Flash storage offer incredibly low latency, measured in milliseconds or even microseconds.

Initially offered as an add-in alongside existing spinning disk array products, the flash market has spawned entire product categories of all-flash and hybrid flash arrays.

And while those types of storage product mirror somewhat the existing architecture of HDD-based arrays, new architectures threaten the long dominance of NAS and SAN.

Here we are talking about hyper-converged or so-called Hyperscale architectures.

The internet big guns have got together to promote so-called open-source hardware

This sees compute, storage and networking capacity all in one unit. It has been driven by internet giants such as Google and Facebook, whose requirements have been for vast amounts of compute and storage to service webscale operations.

With the in-house expertise to do it and a keenness to avoid the cost and lock-in of enterprise storage products, they built grids of what are essentially servers. Unlike the norms of enterprise storage, where if, say, a HDD fails, you replace it, with webscale architectures a failed compute/storage/network node is replaced in its entirety.

Open-source hardware

While the internet big guns have got together to promote so-called open-source hardware, some storage startups have begun to ape the developments of hyper-converged infrastructure and so we have seen hardware products that combine compute, storage and networking from the likes of Nutanix, Simplivity and VMware with its EVO:Rail.

Increasingly, also we are seeing these products offered as software that can be run on dedicated commodity server hardware or as virtual machines within a virtualisation hypervisor.

This development – so-called software-defined storage – threatens to shatter the lock the big storage hardware makers have had on the market. It could break the link between storage hardware – essentially commodity products – from the intelligence of storage in the software.

There is no reason, in theory, why enterprise storage cannot be built from commodity hardware and storage software.

Significant numbers of organisations already use the cloud for some form of data storage

At the same time, the enterprise storage market as it has existed for 20 years is also threatened by the cloud.

It is true that, at present, the cloud is hampered by concerns over availability and security and certainly lacks the rapid access times required for the hottest data, but those obstacles are likely to be overcome in time.

Cloud for storage

In fact, significant numbers of organisations already use the cloud for some form of data storage, notably for backups and archives that do not require rapid access times and we already see the use of the cloud in hybrid form, as a target for backups, as a nearline tier to in-house storage, for example.

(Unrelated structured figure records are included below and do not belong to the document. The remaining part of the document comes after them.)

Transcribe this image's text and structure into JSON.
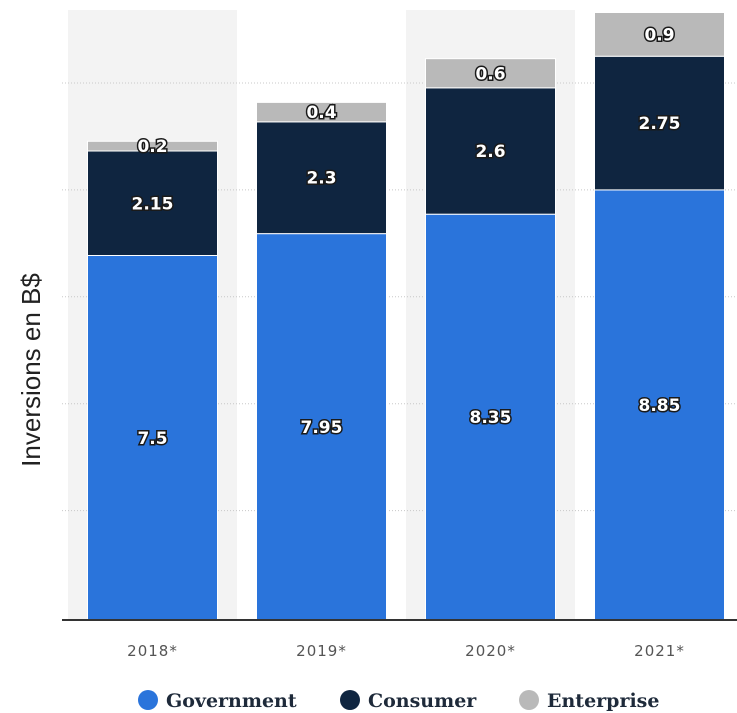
{
  "chart_data": {
    "type": "bar",
    "stacked": true,
    "categories": [
      "2018*",
      "2019*",
      "2020*",
      "2021*"
    ],
    "series": [
      {
        "name": "Government",
        "color": "#2a74db",
        "values": [
          7.5,
          7.95,
          8.35,
          8.85
        ]
      },
      {
        "name": "Consumer",
        "color": "#0f2540",
        "values": [
          2.15,
          2.3,
          2.6,
          2.75
        ]
      },
      {
        "name": "Enterprise",
        "color": "#b9b9b9",
        "values": [
          0.2,
          0.4,
          0.6,
          0.9
        ]
      }
    ],
    "value_labels": {
      "Government": [
        "7.5",
        "7.95",
        "8.35",
        "8.85"
      ],
      "Consumer": [
        "2.15",
        "2.3",
        "2.6",
        "2.75"
      ],
      "Enterprise": [
        "0.2",
        "0.4",
        "0.6",
        "0.9"
      ]
    },
    "title": "",
    "xlabel": "",
    "ylabel": "Inversions en B$",
    "ylim": [
      0,
      12.5
    ],
    "y_tick_labels_shown": false,
    "grid": "horizontal dotted",
    "legend_position": "bottom",
    "alternating_column_shading": true
  }
}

But eventually, concerns over access and security are likely to dissolve. When that happens, the possibility is that cloud storage, with a network of providers able to buy or build storage hardware at economies of scale, will become the norm and organisations need only have minimal local capacity, or even none at all.

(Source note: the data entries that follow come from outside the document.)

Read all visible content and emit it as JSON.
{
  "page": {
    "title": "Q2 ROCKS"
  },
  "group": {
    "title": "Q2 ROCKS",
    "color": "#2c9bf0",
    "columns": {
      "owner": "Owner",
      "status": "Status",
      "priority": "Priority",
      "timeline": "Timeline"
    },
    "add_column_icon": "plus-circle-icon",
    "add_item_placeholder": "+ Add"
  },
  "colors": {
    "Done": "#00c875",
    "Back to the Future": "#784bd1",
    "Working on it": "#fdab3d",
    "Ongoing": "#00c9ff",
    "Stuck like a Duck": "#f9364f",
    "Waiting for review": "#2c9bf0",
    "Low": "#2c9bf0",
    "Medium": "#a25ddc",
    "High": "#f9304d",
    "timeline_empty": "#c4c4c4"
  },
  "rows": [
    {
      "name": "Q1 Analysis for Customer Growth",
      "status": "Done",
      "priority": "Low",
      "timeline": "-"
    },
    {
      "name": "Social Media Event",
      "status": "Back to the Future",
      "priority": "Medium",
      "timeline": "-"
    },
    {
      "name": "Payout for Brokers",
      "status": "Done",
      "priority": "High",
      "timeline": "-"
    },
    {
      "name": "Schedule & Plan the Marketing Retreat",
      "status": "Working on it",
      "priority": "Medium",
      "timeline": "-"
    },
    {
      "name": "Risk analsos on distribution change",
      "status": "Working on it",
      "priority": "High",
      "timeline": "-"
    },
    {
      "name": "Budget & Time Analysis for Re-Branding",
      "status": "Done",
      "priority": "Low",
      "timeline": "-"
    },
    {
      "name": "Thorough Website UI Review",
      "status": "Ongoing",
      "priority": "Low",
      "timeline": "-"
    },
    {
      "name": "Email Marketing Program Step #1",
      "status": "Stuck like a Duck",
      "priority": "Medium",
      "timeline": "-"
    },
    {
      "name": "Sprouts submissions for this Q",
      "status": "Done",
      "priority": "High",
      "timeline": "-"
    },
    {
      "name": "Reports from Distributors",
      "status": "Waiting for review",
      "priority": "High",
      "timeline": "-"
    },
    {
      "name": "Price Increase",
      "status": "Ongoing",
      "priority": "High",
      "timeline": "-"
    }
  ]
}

So, that’s 50 years of data storage. In that time, we have travelled from paper and card as the key medium and a world where you would never see a screen. Instead, you would queue up at the counter and book a computing slot, with the results coming back on reams of paper the next day or maybe in an hour or two, if you were lucky.

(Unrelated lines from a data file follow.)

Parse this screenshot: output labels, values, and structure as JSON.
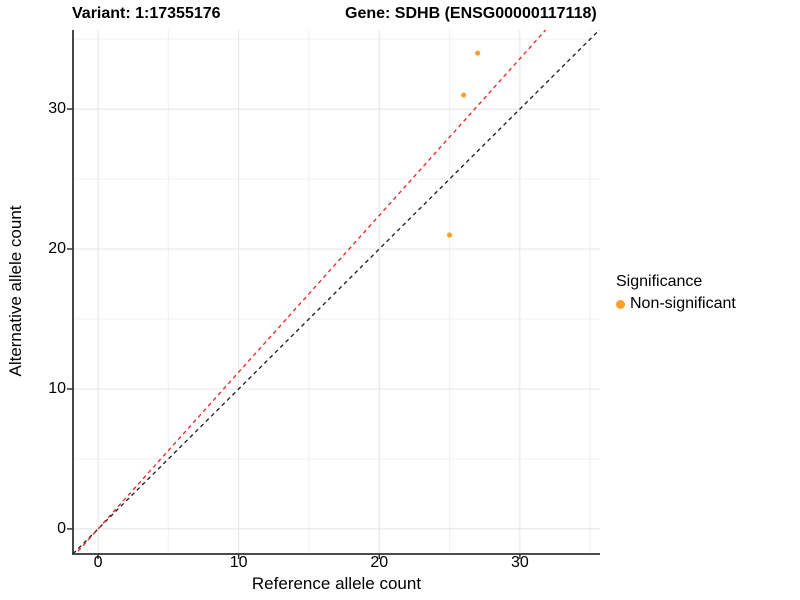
{
  "titles": {
    "left": "Variant: 1:17355176",
    "right": "Gene: SDHB (ENSG00000117118)"
  },
  "legend": {
    "title": "Significance",
    "items": [
      {
        "label": "Non-significant",
        "color": "#F8A12C"
      }
    ]
  },
  "colors": {
    "point": "#F8A12C",
    "identity_line": "#1A1A1A",
    "ratio_line": "#ED2024",
    "axis_line": "#333333",
    "grid_major": "#E4E4E4",
    "grid_minor": "#F0F0F0"
  },
  "chart_data": {
    "type": "scatter",
    "title_left": "Variant: 1:17355176",
    "title_right": "Gene: SDHB (ENSG00000117118)",
    "xlabel": "Reference allele count",
    "ylabel": "Alternative allele count",
    "xlim": [
      -1.78,
      35.7
    ],
    "ylim": [
      -1.72,
      35.65
    ],
    "x_ticks": [
      0,
      10,
      20,
      30
    ],
    "y_ticks": [
      0,
      10,
      20,
      30
    ],
    "x_minor_ticks": [
      5,
      15,
      25,
      35
    ],
    "y_minor_ticks": [
      5,
      15,
      25,
      35
    ],
    "grid": true,
    "legend_position": "right",
    "series": [
      {
        "name": "Non-significant",
        "color": "#F8A12C",
        "points": [
          [
            25,
            21
          ],
          [
            26,
            31
          ],
          [
            27,
            34
          ]
        ]
      }
    ],
    "lines": [
      {
        "name": "identity-line",
        "slope": 1.0,
        "intercept": 0,
        "color": "#1A1A1A",
        "dashed": true
      },
      {
        "name": "expected-ratio-line",
        "slope": 1.12,
        "intercept": 0,
        "color": "#ED2024",
        "dashed": true
      }
    ]
  }
}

Now we live in a world where vast amounts of business-critical transactions can be read and written every second. Magnetic tape is still with us, of course, and with its exponential increases in capacity and throughput, it is likely to remain for cost-effective long-term storage for a few years. But apart from that, all that remains the same are the bits and bytes of digital information.

If the next 50 years see transformations of the same magnitude, what will data storage look like then?